Business leaders have warned that skyrocketing energy prices will force some enterprises to close their shutters, leading to job loses and that Australia is unlikely to win over any big manufacturing investors.
Glencore has threatened to cease its copper processing operations in Queensland, citing the volatility and cost of energy. The Glencore ultimatum – in which it will not guarantee its Mount Isa copper smelter and its Townsville copper refinery beyond 12 months – has injected urgency into the political debate, but there was no sign of the bipartisan policy approach which business says is desperately needed to provide investor certainty.
Other manufacturers said more refineries and smelters would close unless the price and security of energy was resolved. Big-gun manufacturers including BASF warned there was limited chance of new investment in Australia and that further job cuts were likely. Alumina Ltd chairman John Pizzey was also quoted in the Australian Financial Review as saying that company boards across the nation were now making decisions based on energy security. “The cost of energy is becoming an investment decision criterion, more and more people will be making Glencore-type decisions,” he said. Tomago chief executive Matt Howell, who runs Australia’s largest aluminium smelter in the NSW Hunter region, said the company was considering cutting production due to “ridiculously high” wholesale electricity prices which would result in job losses.
Business, industry, federal Labor and the energy market regulators are advocating an emissions intensity scheme (EIS) to bring down emissions over time while creating long-term certainty for investors to provide new forms of energy.
Finkel Energy Report to be presented next week
An EIS is also likely to be a key recommendation of chief scientist Alan Finkel when his final report on energy market policy is handed to the Prime Minister and Premiers on Friday next week. But the federal government blamed state Labor’s 50 per cent renewable energy target plus price gouging by local coal-fired power generators for the Glencore threat, while federal Labor said it underscored the need for the Turnbull government to adopt an EIS.

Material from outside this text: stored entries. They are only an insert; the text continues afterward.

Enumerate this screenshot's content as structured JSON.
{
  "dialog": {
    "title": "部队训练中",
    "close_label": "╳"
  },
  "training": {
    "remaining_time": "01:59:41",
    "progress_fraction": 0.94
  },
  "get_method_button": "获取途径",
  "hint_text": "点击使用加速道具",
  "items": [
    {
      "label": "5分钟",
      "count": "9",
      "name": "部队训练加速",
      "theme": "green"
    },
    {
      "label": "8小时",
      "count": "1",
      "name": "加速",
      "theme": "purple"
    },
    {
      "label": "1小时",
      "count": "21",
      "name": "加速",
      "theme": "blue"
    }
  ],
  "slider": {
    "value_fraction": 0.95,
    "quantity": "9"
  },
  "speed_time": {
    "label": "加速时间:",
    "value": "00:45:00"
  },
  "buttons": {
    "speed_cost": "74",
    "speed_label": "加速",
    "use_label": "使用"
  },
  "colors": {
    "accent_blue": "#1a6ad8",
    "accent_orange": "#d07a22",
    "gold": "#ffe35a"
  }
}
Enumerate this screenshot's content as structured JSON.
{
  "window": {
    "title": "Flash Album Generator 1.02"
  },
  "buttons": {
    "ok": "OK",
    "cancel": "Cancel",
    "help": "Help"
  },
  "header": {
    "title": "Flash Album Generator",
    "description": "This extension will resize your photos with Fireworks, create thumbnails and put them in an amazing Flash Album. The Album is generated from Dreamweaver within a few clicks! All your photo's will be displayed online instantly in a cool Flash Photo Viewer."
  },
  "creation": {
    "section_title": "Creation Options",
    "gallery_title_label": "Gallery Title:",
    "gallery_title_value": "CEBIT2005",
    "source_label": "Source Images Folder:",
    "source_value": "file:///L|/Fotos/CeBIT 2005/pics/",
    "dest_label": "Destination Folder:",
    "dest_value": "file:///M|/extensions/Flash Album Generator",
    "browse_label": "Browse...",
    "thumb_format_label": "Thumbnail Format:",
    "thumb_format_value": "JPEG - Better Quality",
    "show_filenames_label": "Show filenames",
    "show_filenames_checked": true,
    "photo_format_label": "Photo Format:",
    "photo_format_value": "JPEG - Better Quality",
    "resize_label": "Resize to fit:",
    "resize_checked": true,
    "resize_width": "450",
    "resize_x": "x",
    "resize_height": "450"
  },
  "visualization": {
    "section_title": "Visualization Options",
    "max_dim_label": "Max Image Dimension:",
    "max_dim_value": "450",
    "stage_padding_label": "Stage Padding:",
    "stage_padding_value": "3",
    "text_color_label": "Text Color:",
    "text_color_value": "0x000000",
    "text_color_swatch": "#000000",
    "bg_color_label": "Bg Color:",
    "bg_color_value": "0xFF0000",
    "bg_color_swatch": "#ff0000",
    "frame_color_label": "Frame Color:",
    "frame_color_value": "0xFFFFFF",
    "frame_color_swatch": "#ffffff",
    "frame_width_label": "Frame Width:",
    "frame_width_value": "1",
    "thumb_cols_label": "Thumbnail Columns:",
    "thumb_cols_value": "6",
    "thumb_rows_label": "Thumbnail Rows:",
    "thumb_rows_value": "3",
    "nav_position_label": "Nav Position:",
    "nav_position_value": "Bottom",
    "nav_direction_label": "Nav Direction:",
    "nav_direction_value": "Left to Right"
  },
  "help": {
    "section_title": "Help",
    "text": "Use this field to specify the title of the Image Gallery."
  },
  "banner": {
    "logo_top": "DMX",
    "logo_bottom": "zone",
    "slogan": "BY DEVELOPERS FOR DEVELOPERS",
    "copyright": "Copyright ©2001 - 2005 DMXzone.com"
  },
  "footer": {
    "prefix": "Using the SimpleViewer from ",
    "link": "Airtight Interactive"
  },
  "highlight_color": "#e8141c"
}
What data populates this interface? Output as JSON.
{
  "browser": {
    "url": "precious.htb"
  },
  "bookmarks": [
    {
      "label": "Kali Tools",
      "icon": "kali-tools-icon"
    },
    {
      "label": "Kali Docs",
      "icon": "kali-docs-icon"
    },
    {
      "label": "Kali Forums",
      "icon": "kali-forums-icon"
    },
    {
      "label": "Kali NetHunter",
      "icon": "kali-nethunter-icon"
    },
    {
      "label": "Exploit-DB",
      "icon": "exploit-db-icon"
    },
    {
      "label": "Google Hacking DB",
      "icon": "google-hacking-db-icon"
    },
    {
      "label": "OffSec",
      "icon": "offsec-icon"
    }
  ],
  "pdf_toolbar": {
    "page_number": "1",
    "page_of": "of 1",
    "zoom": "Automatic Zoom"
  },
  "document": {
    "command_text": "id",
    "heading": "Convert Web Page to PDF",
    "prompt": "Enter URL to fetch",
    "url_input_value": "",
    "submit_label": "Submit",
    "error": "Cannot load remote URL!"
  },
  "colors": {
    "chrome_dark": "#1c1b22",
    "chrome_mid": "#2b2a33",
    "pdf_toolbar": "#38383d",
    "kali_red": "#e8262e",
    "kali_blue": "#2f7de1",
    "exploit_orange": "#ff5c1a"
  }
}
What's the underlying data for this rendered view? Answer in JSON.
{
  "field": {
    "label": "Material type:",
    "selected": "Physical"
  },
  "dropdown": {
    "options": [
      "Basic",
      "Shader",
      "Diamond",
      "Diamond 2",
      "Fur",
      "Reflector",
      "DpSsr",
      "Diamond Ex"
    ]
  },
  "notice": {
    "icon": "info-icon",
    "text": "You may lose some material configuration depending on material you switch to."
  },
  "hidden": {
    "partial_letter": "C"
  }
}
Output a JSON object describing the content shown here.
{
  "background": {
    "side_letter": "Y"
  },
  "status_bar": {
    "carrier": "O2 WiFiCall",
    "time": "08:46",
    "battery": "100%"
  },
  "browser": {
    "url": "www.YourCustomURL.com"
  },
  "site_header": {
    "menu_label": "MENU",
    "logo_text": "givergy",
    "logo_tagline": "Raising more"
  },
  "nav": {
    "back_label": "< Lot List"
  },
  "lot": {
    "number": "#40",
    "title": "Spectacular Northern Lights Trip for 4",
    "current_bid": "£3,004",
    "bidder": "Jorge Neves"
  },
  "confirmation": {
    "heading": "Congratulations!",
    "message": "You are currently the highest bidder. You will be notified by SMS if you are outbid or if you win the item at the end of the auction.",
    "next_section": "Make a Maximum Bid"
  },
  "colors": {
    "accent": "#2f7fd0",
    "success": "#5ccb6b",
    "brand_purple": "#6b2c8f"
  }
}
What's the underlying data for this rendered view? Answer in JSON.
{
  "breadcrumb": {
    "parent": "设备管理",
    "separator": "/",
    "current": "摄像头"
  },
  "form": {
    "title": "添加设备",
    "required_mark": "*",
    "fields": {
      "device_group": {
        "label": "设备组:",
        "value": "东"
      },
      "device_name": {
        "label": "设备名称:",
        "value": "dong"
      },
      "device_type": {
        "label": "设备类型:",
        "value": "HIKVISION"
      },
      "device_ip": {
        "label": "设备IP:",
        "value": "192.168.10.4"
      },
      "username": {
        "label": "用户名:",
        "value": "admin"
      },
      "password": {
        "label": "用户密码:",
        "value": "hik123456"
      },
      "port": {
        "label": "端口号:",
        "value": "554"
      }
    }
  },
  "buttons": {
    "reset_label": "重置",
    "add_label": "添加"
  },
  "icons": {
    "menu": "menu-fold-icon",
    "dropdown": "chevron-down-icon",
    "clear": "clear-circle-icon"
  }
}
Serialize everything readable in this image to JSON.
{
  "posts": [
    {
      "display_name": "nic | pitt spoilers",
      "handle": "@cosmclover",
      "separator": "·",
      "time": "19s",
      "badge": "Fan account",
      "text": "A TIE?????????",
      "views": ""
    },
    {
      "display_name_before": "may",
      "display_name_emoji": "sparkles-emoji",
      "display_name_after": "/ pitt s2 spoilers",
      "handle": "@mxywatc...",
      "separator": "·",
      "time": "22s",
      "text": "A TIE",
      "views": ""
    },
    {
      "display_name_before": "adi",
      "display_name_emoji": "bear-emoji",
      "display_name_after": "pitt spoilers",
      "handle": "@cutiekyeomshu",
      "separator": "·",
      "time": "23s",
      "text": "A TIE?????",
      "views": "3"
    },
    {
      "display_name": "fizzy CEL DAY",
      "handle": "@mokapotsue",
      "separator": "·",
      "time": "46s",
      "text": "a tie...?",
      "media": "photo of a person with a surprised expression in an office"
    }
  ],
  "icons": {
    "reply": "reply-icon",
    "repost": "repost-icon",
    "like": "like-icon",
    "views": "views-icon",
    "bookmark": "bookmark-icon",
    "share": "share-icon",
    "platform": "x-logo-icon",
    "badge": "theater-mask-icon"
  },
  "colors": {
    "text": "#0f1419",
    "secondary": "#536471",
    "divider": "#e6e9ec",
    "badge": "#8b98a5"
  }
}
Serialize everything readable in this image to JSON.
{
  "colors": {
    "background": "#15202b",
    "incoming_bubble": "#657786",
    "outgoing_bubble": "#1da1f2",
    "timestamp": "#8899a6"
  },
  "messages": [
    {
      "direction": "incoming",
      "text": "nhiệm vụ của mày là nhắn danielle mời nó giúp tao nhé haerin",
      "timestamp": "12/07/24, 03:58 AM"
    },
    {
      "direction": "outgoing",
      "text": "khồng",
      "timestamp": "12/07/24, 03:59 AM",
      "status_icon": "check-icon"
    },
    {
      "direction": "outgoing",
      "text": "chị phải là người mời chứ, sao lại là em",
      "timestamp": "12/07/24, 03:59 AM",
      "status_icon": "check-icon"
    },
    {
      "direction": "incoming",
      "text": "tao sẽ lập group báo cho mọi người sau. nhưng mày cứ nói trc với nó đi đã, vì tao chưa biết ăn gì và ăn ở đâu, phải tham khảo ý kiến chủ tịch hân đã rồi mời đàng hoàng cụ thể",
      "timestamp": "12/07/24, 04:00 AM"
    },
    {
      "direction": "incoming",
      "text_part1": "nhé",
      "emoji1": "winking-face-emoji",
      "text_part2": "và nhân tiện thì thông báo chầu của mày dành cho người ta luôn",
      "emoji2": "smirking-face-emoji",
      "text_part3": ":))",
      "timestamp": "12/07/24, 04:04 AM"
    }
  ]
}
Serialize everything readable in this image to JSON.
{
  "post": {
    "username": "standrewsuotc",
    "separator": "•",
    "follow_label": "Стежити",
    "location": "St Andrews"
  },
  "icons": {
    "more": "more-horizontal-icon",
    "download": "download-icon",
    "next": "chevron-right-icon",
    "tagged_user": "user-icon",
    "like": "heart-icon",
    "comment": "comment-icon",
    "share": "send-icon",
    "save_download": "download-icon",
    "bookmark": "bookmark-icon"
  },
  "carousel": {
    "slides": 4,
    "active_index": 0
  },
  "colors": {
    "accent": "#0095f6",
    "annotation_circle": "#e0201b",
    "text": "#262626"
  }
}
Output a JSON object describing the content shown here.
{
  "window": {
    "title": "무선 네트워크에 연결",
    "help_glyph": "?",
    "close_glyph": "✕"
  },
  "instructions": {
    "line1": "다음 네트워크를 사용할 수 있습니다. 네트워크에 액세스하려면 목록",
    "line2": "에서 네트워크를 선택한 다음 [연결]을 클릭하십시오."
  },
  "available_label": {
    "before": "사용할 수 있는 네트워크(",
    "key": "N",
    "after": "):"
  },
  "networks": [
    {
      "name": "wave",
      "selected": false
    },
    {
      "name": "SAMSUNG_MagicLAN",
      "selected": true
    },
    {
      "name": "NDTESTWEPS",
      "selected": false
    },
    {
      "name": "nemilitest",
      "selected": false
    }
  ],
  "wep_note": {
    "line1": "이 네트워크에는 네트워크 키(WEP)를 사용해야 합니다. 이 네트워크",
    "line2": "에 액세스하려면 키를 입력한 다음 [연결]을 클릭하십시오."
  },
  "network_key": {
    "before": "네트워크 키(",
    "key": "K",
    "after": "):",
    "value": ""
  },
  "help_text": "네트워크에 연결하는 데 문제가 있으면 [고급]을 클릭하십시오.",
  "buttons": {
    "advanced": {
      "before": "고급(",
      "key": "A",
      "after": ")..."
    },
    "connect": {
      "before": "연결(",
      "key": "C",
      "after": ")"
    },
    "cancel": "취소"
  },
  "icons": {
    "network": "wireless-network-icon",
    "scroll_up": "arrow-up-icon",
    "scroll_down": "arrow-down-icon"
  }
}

At the same time that the government ruled out an EIS, it cemented its belief in coal as an ongoing source of power generation by introducing legislation to enable the Clean Energy Finance Corporation to invest in carbon capture and storage.
The CEFC is a $10 billion taxpayer-funded loan facility established by Labor to invest in the development of renewable and other clean energy sources. Months after first flagging the move, Mr Frydenberg announced the government will legislate to expand the CEFC’s mandate so it can invest in carbon capture and storage technology which, if ever successfully developed, will enable emissions from coal-fired power stations to be kept out of the atmosphere. The CEFC will not be investing in other so-called clean coal technology such as the construction of a High Efficiency Low Emissions (HELE) power station.
The AFR said Mr Frydenberg said coal had a future, more so if emissions could be reduced using CCS technology which, he claimed, was “a proven technology with 22 large-scale projects either in operation or under construction overseas”. “Given that CCS technology has received such strong support from the likes of the International Panel on Climate Change and the International Energy Agency internationally as well as the Chief Scientist and the CSIRO here at home, it is now only appropriate that we unshackle the CEFC and allow it to support this low-emissions technology,” he said. The move was welcomed by the Business Council of Australia as well as miners BHP Billiton and Rio Tinto but condemned by the Greens and environmental groups.